What are Capital businesses?
Small companies typically seek out capital businesses when they need financial support to take their business to the next level. Capital businesses provide money to companies or individuals for an exchange of repayment or equity.
Rather than taking out a loan, capital businesses invest since they see potential in a business.
This is not the case with loans since they are not make an investment off of the company. Today, we will look at two capital businesses to explain further what is the process of running one.
If you’re familiar with Shark Tank, then you have a pretty good idea of what a venture capitalist is.
Venture capitalists provide capital to businesses that wish to grow but do not have the funds to do so. They deem these businesses will become successful, and they sign to agree for an equity stake in exchange for money.

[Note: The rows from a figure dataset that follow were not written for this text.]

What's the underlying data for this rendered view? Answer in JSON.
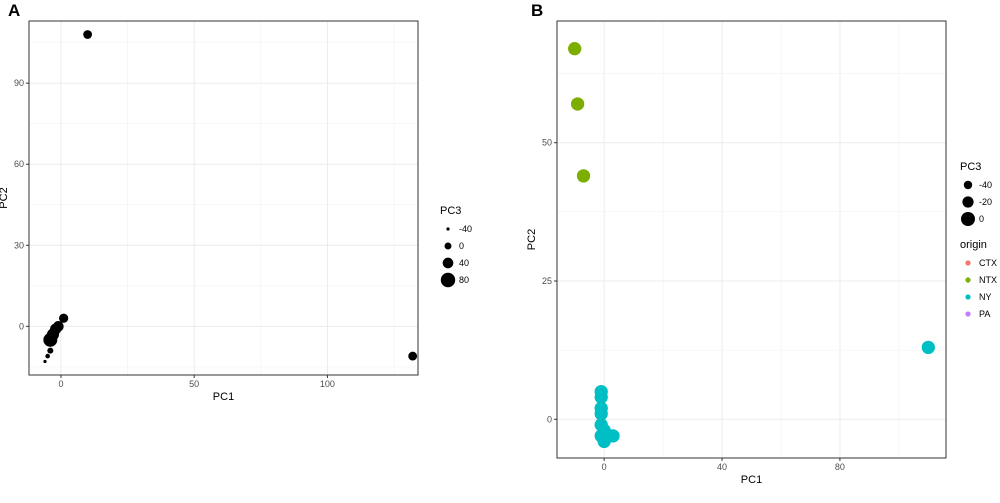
{
  "chart_data": [
    {
      "panel": "A",
      "type": "scatter",
      "xlabel": "PC1",
      "ylabel": "PC2",
      "xlim": [
        -12,
        134
      ],
      "ylim": [
        -18,
        113
      ],
      "xticks": [
        0,
        50,
        100
      ],
      "yticks": [
        0,
        30,
        60,
        90
      ],
      "grid": true,
      "size_legend": {
        "title": "PC3",
        "entries": [
          {
            "label": "-40",
            "value": -40
          },
          {
            "label": "0",
            "value": 0
          },
          {
            "label": "40",
            "value": 40
          },
          {
            "label": "80",
            "value": 80
          }
        ]
      },
      "color": "#000000",
      "points": [
        {
          "x": 10,
          "y": 108,
          "pc3": 20
        },
        {
          "x": 132,
          "y": -11,
          "pc3": 20
        },
        {
          "x": 1,
          "y": 3,
          "pc3": 25
        },
        {
          "x": -1,
          "y": 0,
          "pc3": 40
        },
        {
          "x": -2,
          "y": -1,
          "pc3": 45
        },
        {
          "x": -3,
          "y": -3,
          "pc3": 55
        },
        {
          "x": -4,
          "y": -5,
          "pc3": 75
        },
        {
          "x": -4,
          "y": -9,
          "pc3": -10
        },
        {
          "x": -5,
          "y": -11,
          "pc3": -25
        },
        {
          "x": -6,
          "y": -13,
          "pc3": -40
        }
      ]
    },
    {
      "panel": "B",
      "type": "scatter",
      "xlabel": "PC1",
      "ylabel": "PC2",
      "xlim": [
        -16,
        116
      ],
      "ylim": [
        -7,
        72
      ],
      "xticks": [
        0,
        40,
        80
      ],
      "yticks": [
        0,
        25,
        50
      ],
      "grid": true,
      "size_legend": {
        "title": "PC3",
        "entries": [
          {
            "label": "-40",
            "value": -40
          },
          {
            "label": "-20",
            "value": -20
          },
          {
            "label": "0",
            "value": 0
          }
        ]
      },
      "color_legend": {
        "title": "origin",
        "entries": [
          {
            "label": "CTX",
            "color": "#F8766D"
          },
          {
            "label": "NTX",
            "color": "#7CAE00"
          },
          {
            "label": "NY",
            "color": "#00BFC4"
          },
          {
            "label": "PA",
            "color": "#C77CFF"
          }
        ]
      },
      "points": [
        {
          "x": -10,
          "y": 67,
          "pc3": -5,
          "origin": "NTX"
        },
        {
          "x": -9,
          "y": 57,
          "pc3": -5,
          "origin": "NTX"
        },
        {
          "x": -7,
          "y": 44,
          "pc3": -5,
          "origin": "NTX"
        },
        {
          "x": 110,
          "y": 13,
          "pc3": -5,
          "origin": "NY"
        },
        {
          "x": -1,
          "y": 5,
          "pc3": -5,
          "origin": "NY"
        },
        {
          "x": -1,
          "y": 4,
          "pc3": -5,
          "origin": "NY"
        },
        {
          "x": -1,
          "y": 2,
          "pc3": -5,
          "origin": "NY"
        },
        {
          "x": -1,
          "y": 1,
          "pc3": -5,
          "origin": "NY"
        },
        {
          "x": -1,
          "y": -1,
          "pc3": -5,
          "origin": "NY"
        },
        {
          "x": 0,
          "y": -2,
          "pc3": -5,
          "origin": "NY"
        },
        {
          "x": -1,
          "y": -3,
          "pc3": -5,
          "origin": "NY"
        },
        {
          "x": 1,
          "y": -3,
          "pc3": -5,
          "origin": "NY"
        },
        {
          "x": 3,
          "y": -3,
          "pc3": -5,
          "origin": "NY"
        },
        {
          "x": 0,
          "y": -4,
          "pc3": -5,
          "origin": "NY"
        }
      ]
    }
  ]
}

This is an investment for the venture capitalists as they do not know if the company will become as successful as they imagine. But if the company does become successful, part of the company will have to give profit to the venture capitalist.
Rather than just giving them funds and taking interest on it, venture capitalists can make much more money than just giving them loans. This is why they need to do extensive research and see if their business and revenue models are worth investing in.

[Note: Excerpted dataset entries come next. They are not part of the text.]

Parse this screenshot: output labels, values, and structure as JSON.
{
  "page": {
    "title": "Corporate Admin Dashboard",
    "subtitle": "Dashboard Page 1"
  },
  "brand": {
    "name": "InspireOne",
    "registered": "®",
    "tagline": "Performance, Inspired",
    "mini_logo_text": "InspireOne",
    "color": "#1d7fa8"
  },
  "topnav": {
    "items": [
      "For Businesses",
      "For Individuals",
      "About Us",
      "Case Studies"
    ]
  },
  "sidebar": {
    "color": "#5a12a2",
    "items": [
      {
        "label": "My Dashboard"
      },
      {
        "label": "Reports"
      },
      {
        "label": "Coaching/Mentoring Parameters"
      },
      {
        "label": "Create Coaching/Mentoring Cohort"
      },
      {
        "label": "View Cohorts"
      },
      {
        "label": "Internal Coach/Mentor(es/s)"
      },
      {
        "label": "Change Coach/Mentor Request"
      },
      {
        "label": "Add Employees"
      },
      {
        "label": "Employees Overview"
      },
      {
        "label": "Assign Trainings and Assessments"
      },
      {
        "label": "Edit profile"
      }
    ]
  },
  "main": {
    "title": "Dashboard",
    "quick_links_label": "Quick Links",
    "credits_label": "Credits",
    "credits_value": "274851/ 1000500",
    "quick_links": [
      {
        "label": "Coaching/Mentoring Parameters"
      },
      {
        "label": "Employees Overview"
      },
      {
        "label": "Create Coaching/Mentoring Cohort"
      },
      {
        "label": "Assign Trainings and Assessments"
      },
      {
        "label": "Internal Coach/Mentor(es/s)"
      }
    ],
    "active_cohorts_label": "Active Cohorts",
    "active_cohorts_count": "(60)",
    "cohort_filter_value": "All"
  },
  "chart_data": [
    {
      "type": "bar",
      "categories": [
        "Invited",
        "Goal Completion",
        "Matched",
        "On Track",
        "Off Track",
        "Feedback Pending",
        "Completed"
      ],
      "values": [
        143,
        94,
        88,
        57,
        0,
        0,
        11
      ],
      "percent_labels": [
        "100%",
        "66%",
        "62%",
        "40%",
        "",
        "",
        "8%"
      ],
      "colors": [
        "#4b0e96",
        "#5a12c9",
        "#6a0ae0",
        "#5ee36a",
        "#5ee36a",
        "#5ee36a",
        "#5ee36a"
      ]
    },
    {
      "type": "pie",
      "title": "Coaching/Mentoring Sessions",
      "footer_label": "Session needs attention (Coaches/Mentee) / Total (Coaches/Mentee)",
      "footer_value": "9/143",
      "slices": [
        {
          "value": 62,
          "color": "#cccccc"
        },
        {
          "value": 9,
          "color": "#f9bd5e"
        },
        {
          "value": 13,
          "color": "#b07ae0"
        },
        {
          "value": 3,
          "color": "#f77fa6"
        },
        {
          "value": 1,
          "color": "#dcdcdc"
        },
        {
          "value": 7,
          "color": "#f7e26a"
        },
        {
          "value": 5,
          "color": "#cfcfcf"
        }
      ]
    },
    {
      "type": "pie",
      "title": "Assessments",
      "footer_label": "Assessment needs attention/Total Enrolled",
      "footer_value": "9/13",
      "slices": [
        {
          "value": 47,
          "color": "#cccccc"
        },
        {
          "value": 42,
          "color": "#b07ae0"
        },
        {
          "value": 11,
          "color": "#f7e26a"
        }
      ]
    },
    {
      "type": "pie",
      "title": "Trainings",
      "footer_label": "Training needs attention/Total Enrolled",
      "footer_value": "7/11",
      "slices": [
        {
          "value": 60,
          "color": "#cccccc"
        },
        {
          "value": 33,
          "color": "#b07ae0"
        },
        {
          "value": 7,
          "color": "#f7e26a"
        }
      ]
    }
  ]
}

An angel investor provides funds for startups or established businesses in exchange for equity or debt. They are typically needed when startups need quick funding.
The difference between angel investors and venture capitalists is that they use their net worth to fund them while venture capitalists use an investment fund. They invest with the idea that your business will grow profitable with the help of capital. Therefore, they are motivated to help you succeed and give you advice along the way.
The downside of angel investors is that they typically will ask to own a large percentage of the company, which can potentially allow them to take over your business.